Sambora’s own mother fractured her hip six weeks ago and he has been making trips back and forth from California to New Jersey to care for her.

He said: “I’m her only son, so I have to come out here and make sure her doctors are OK. But she’s doing well. Everything has its time and I needed to be with myself for the first time in a long time. I had some time to grow up, because rock ‘n’ roll will make you a virtual 17-year old. I needed to be with the kid, go to the parent/teacher conference, take out the garbage and pick up the dog poop, then watch her play and put on her sweet 16 party.”

As for 2014, people are still wondering if Sambora will rejoin Bon Jovi.

He said: “Yes, I would think about it for sure. There’s no malice here. You get along for 30 years, that’s a damn good marriage. I was coming out of something a little bit different with my solo record, Aftermath of the Lowdown, and it just didn’t go in the right direction for me artistically, which is not to say it’s a bad thing.”

“I did 14 cycles for 30 years, so I missed a lot. A lot of life happened. And I also had three solo albums and tours, wrote songs for other people. Burnt isn’t the right word, but I almost fell out of love with music and I needed to fall in love with it again.”

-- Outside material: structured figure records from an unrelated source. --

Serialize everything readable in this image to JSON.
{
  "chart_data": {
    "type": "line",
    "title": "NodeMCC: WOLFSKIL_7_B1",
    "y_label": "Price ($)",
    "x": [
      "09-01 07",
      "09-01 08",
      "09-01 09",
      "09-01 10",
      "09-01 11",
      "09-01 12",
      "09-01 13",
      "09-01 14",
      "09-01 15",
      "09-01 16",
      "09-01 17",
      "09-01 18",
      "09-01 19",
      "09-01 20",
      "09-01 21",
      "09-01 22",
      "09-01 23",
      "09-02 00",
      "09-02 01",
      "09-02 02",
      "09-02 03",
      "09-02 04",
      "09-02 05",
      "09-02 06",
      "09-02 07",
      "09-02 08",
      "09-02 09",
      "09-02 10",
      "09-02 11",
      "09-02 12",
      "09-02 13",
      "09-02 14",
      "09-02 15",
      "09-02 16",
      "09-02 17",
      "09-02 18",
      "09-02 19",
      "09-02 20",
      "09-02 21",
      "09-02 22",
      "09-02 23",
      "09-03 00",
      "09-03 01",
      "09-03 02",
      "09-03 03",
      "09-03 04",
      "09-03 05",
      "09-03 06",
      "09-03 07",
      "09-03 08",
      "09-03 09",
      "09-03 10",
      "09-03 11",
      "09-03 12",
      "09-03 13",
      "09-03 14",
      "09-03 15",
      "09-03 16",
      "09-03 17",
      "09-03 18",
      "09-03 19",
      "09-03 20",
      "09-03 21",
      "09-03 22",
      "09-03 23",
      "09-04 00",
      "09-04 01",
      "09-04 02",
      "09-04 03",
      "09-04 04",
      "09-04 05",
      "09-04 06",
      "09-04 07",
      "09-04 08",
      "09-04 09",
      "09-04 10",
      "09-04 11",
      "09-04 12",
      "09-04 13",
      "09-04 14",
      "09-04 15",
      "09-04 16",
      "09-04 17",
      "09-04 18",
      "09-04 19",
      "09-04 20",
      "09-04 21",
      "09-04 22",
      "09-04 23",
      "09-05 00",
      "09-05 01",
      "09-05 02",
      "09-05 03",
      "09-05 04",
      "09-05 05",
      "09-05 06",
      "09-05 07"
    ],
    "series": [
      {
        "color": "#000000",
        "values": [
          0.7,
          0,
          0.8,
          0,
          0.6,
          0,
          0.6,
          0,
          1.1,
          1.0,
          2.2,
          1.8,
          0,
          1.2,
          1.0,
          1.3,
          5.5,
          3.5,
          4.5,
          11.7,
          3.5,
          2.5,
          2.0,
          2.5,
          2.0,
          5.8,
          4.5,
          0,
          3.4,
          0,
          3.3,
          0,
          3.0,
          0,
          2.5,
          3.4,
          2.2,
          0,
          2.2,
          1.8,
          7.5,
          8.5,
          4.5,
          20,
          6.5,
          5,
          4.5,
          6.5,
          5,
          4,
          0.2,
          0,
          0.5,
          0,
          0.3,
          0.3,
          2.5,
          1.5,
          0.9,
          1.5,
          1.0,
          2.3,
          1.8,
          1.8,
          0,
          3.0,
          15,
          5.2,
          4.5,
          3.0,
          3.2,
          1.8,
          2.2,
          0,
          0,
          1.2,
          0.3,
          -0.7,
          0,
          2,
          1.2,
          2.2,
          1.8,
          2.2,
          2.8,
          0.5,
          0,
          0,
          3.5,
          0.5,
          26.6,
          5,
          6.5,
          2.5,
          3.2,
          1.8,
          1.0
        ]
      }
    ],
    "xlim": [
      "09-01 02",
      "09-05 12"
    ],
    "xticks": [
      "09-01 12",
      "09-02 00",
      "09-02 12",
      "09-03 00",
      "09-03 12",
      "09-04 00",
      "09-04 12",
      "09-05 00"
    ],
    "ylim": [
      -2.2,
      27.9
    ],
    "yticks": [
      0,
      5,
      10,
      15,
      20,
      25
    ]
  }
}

“When we mature in our age, you have a different pace, because it gets so complicated with family. The guys had a different pace and I didn’t agree with it. Everybody thinks you are nuts because this rock star life is such a glamorous thing, but let me tell you something. In the ‘80s it was fantastic, but now, there is nothing going on.”

“When you’re sick on the road, it’s the worst. That’s when you become the most vulnerable and neurotic. You become scared. If I had a cold or a chest infection, and I had to sing all those high parts, there was stage fright. Because when you walk out in front of an audience of over 70,000 people, you’ve got to be on your game. They deserve it.”